I’m pretty sure it’s my heart.
Today’s world has so many doctors who can fix an array of different maladies, but where’s the cure for heartache?
Someone wonderful left the world today.
Someone brilliantly inquisitive and thoughtful thought it was time to go.
A positively radiant someone’s light went out today.
Someone who was a pleasant “breath of fresh air” took their very last.
The world lost a little sunshine today.
A little ray of sunshine that I will always call my friend.
When something like this happens, it’s intrusively shocking.
It’s comes in and infiltrates your day, your thoughts, your life, hitting you repeatedly with horrifyingly awful news that overwhelms your senses until you shut down completely, drowning you in thick, salty tears that choke you until you’re numb with grief and the inexhaustible sting of heartbreak.
You succumb to the pain and the hurt and the suffering that stifles your body, constricting your thoughts.
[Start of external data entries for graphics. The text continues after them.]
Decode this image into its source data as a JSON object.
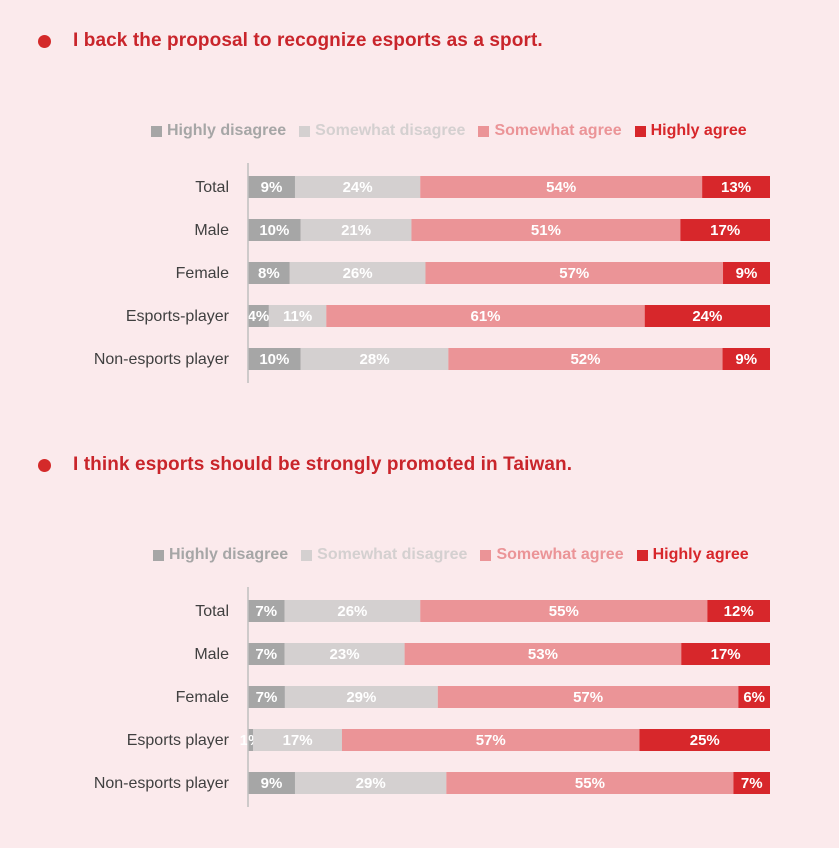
{
  "colors": {
    "highly_disagree": "#a6a6a6",
    "somewhat_disagree": "#d4d0d0",
    "somewhat_agree": "#eb9497",
    "highly_agree": "#d7272b",
    "title": "#c9252b",
    "axis": "#bfbfbf"
  },
  "chart_data": [
    {
      "type": "bar",
      "orientation": "horizontal-stacked-100",
      "title": "I back the proposal to recognize esports as a sport.",
      "legend_position": "top",
      "categories": [
        "Total",
        "Male",
        "Female",
        "Esports-player",
        "Non-esports player"
      ],
      "series": [
        {
          "name": "Highly disagree",
          "values": [
            9,
            10,
            8,
            4,
            10
          ],
          "labels": [
            "9%",
            "10%",
            "8%",
            "4%",
            "10%"
          ]
        },
        {
          "name": "Somewhat disagree",
          "values": [
            24,
            21,
            26,
            11,
            28
          ],
          "labels": [
            "24%",
            "21%",
            "26%",
            "11%",
            "28%"
          ]
        },
        {
          "name": "Somewhat agree",
          "values": [
            54,
            51,
            57,
            61,
            52
          ],
          "labels": [
            "54%",
            "51%",
            "57%",
            "61%",
            "52%"
          ]
        },
        {
          "name": "Highly agree",
          "values": [
            13,
            17,
            9,
            24,
            9
          ],
          "labels": [
            "13%",
            "17%",
            "9%",
            "24%",
            "9%"
          ]
        }
      ]
    },
    {
      "type": "bar",
      "orientation": "horizontal-stacked-100",
      "title": "I think esports should be strongly promoted in Taiwan.",
      "legend_position": "top",
      "categories": [
        "Total",
        "Male",
        "Female",
        "Esports player",
        "Non-esports player"
      ],
      "series": [
        {
          "name": "Highly disagree",
          "values": [
            7,
            7,
            7,
            1,
            9
          ],
          "labels": [
            "7%",
            "7%",
            "7%",
            "1%",
            "9%"
          ]
        },
        {
          "name": "Somewhat disagree",
          "values": [
            26,
            23,
            29,
            17,
            29
          ],
          "labels": [
            "26%",
            "23%",
            "29%",
            "17%",
            "29%"
          ]
        },
        {
          "name": "Somewhat agree",
          "values": [
            55,
            53,
            57,
            57,
            55
          ],
          "labels": [
            "55%",
            "53%",
            "57%",
            "57%",
            "55%"
          ]
        },
        {
          "name": "Highly agree",
          "values": [
            12,
            17,
            6,
            25,
            7
          ],
          "labels": [
            "12%",
            "17%",
            "6%",
            "25%",
            "7%"
          ]
        }
      ]
    }
  ]
}
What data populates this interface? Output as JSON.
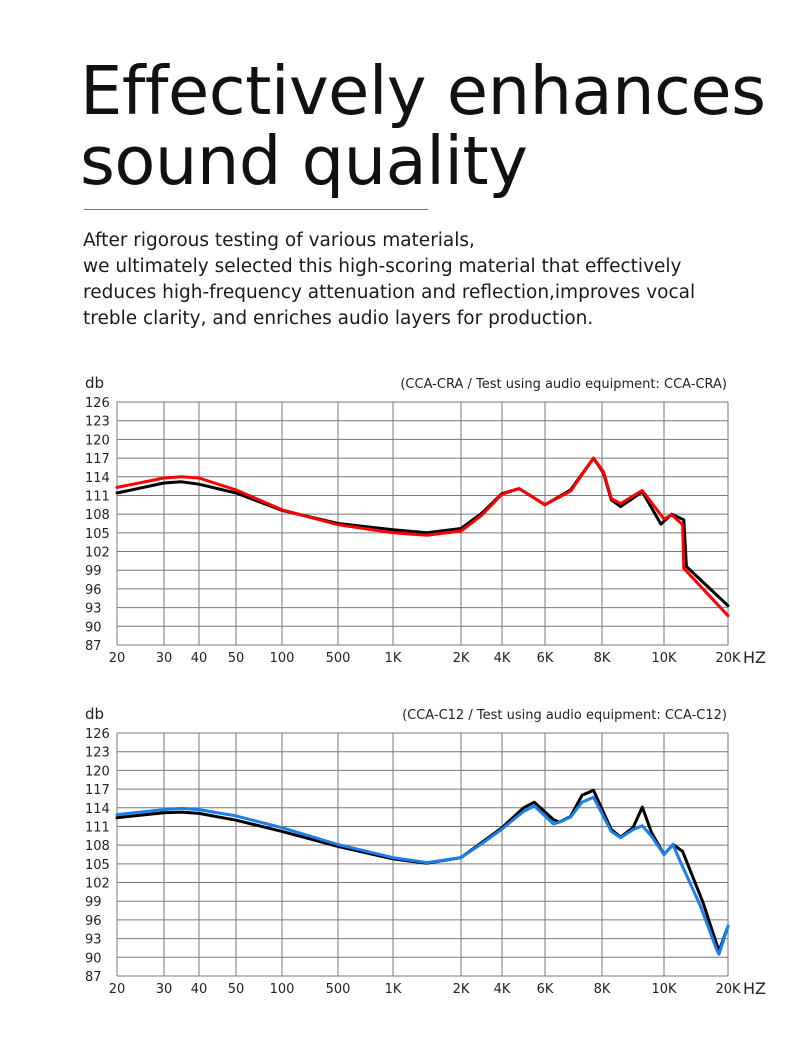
{
  "header": {
    "title_lines": [
      "Effectively enhances",
      "sound quality"
    ],
    "intro_lines": [
      "After rigorous testing of various materials,",
      "we ultimately selected this high-scoring material that effectively",
      "reduces high-frequency attenuation and reflection,improves vocal",
      "treble clarity, and enriches audio layers for production."
    ]
  },
  "chart_data": [
    {
      "type": "line",
      "title": "(CCA-CRA / Test using audio equipment: CCA-CRA)",
      "ylabel": "db",
      "xlabel": "HZ",
      "ylim": [
        87,
        126
      ],
      "yticks": [
        126,
        123,
        120,
        117,
        114,
        111,
        108,
        105,
        102,
        99,
        96,
        93,
        90,
        87
      ],
      "xtick_labels": [
        "20",
        "30",
        "40",
        "50",
        "100",
        "500",
        "1K",
        "2K",
        "4K",
        "6K",
        "8K",
        "10K",
        "20K"
      ],
      "xtick_values": [
        20,
        30,
        40,
        50,
        100,
        500,
        1000,
        2000,
        4000,
        6000,
        8000,
        10000,
        20000
      ],
      "grid": true,
      "series": [
        {
          "color": "#000000",
          "points": [
            [
              20,
              111.4
            ],
            [
              30,
              113.0
            ],
            [
              35,
              113.2
            ],
            [
              40,
              112.8
            ],
            [
              50,
              111.4
            ],
            [
              100,
              108.6
            ],
            [
              500,
              106.5
            ],
            [
              1000,
              105.5
            ],
            [
              1500,
              105.0
            ],
            [
              2000,
              105.7
            ],
            [
              3000,
              108.1
            ],
            [
              4000,
              111.3
            ],
            [
              4800,
              112.1
            ],
            [
              6000,
              109.5
            ],
            [
              6900,
              111.9
            ],
            [
              7700,
              117.0
            ],
            [
              8050,
              114.6
            ],
            [
              8300,
              110.3
            ],
            [
              8600,
              109.2
            ],
            [
              9300,
              111.6
            ],
            [
              9900,
              106.4
            ],
            [
              11200,
              108.0
            ],
            [
              13100,
              107.1
            ],
            [
              13500,
              99.6
            ],
            [
              20000,
              93.3
            ]
          ]
        },
        {
          "color": "#ff0000",
          "points": [
            [
              20,
              112.3
            ],
            [
              30,
              113.8
            ],
            [
              35,
              114.0
            ],
            [
              40,
              113.8
            ],
            [
              50,
              111.9
            ],
            [
              100,
              108.7
            ],
            [
              500,
              106.3
            ],
            [
              1000,
              105.0
            ],
            [
              1500,
              104.6
            ],
            [
              2000,
              105.3
            ],
            [
              3000,
              107.8
            ],
            [
              4000,
              111.2
            ],
            [
              4800,
              112.1
            ],
            [
              6000,
              109.5
            ],
            [
              6900,
              111.7
            ],
            [
              7700,
              117.0
            ],
            [
              8050,
              114.8
            ],
            [
              8300,
              110.5
            ],
            [
              8600,
              109.7
            ],
            [
              9300,
              111.8
            ],
            [
              10000,
              107.2
            ],
            [
              11200,
              107.9
            ],
            [
              12900,
              106.3
            ],
            [
              13100,
              99.3
            ],
            [
              20000,
              91.7
            ]
          ]
        }
      ]
    },
    {
      "type": "line",
      "title": "(CCA-C12 / Test using audio equipment: CCA-C12)",
      "ylabel": "db",
      "xlabel": "HZ",
      "ylim": [
        87,
        126
      ],
      "yticks": [
        126,
        123,
        120,
        117,
        114,
        111,
        108,
        105,
        102,
        99,
        96,
        93,
        90,
        87
      ],
      "xtick_labels": [
        "20",
        "30",
        "40",
        "50",
        "100",
        "500",
        "1K",
        "2K",
        "4K",
        "6K",
        "8K",
        "10K",
        "20K"
      ],
      "xtick_values": [
        20,
        30,
        40,
        50,
        100,
        500,
        1000,
        2000,
        4000,
        6000,
        8000,
        10000,
        20000
      ],
      "grid": true,
      "series": [
        {
          "color": "#000000",
          "points": [
            [
              20,
              112.4
            ],
            [
              30,
              113.2
            ],
            [
              35,
              113.3
            ],
            [
              40,
              113.1
            ],
            [
              50,
              112.0
            ],
            [
              100,
              110.2
            ],
            [
              500,
              107.8
            ],
            [
              1000,
              105.8
            ],
            [
              1500,
              105.1
            ],
            [
              2000,
              106.0
            ],
            [
              3000,
              108.4
            ],
            [
              4000,
              110.8
            ],
            [
              5000,
              114.0
            ],
            [
              5500,
              114.9
            ],
            [
              6300,
              112.1
            ],
            [
              6500,
              111.7
            ],
            [
              6900,
              112.6
            ],
            [
              7300,
              116.0
            ],
            [
              7700,
              116.8
            ],
            [
              8300,
              110.5
            ],
            [
              8600,
              109.3
            ],
            [
              9000,
              110.8
            ],
            [
              9300,
              114.1
            ],
            [
              9600,
              110.0
            ],
            [
              10000,
              106.5
            ],
            [
              11400,
              108.1
            ],
            [
              12900,
              107.0
            ],
            [
              16100,
              98.8
            ],
            [
              18600,
              91.0
            ],
            [
              20000,
              95.0
            ]
          ]
        },
        {
          "color": "#1a7fe8",
          "points": [
            [
              20,
              112.9
            ],
            [
              30,
              113.7
            ],
            [
              35,
              113.9
            ],
            [
              40,
              113.7
            ],
            [
              50,
              112.7
            ],
            [
              100,
              110.8
            ],
            [
              500,
              108.1
            ],
            [
              1000,
              106.0
            ],
            [
              1500,
              105.2
            ],
            [
              2000,
              106.0
            ],
            [
              3000,
              108.2
            ],
            [
              4000,
              110.6
            ],
            [
              5000,
              113.4
            ],
            [
              5500,
              114.3
            ],
            [
              6300,
              111.4
            ],
            [
              6500,
              111.7
            ],
            [
              6900,
              112.5
            ],
            [
              7300,
              114.9
            ],
            [
              7700,
              115.7
            ],
            [
              8300,
              110.2
            ],
            [
              8600,
              109.2
            ],
            [
              9000,
              110.5
            ],
            [
              9300,
              111.1
            ],
            [
              9600,
              109.4
            ],
            [
              10000,
              106.5
            ],
            [
              11400,
              108.1
            ],
            [
              12400,
              105.7
            ],
            [
              15700,
              98.2
            ],
            [
              18200,
              91.3
            ],
            [
              18600,
              90.5
            ],
            [
              20000,
              95.0
            ]
          ]
        }
      ]
    }
  ]
}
It fills you up, consumes you, pulls you down and hurts you deeply.
It hurts you deep inside where no one can reach it, or see it, or touch it.
But you know you’ll feel it forever—the throbbing, excruciating ache inside you.
Suddenly everything is different.
You feel empty.
Alone.
But filled with grief and resentment, a new strain of misery you’ve never experienced.
It’s all new to you, this heartache: you find it hard to swallow, smile, breathe—hard to get out of bed, hard to face the world, hard to join reality once your reality is so severely altered.
I could write and write and write,
try to capture your witty sarcasm,
your wonderful smile,
your marvelous ability to bring everyone to tears with a perfectly-placed joke at dinner,
your perpetual knowledge of all things literary,
your favorite grey JMU sweatshirt,
the selfless way you were our constant friend,
the flash of light in your eyes when you laughed,
how we could talk to you for hours on end and never feel like we wasted the whole day away,
how many times we talked about everything and nothing at all, how every insignificant thing we ever did is magnified in my mind, imprinted in my memory, to have with me forever,
and I could write you every little memory until I couldn't anymore,
I could make it sound beautifully melodic, a testament to our friendship,
this novel of mine,
but I wouldn't do you justice.
I can't come to terms with what happened just yet.
I've listened to this song more times than I can count.
I'm so very, terribly sorry.
Emily, you were a vivacious, positively brilliant, wonderful person with a heart of gold. I feel privileged to have met you, known you, and been able to call you my friend even if it was just for a short while.
I'll forever miss you, and remember you always.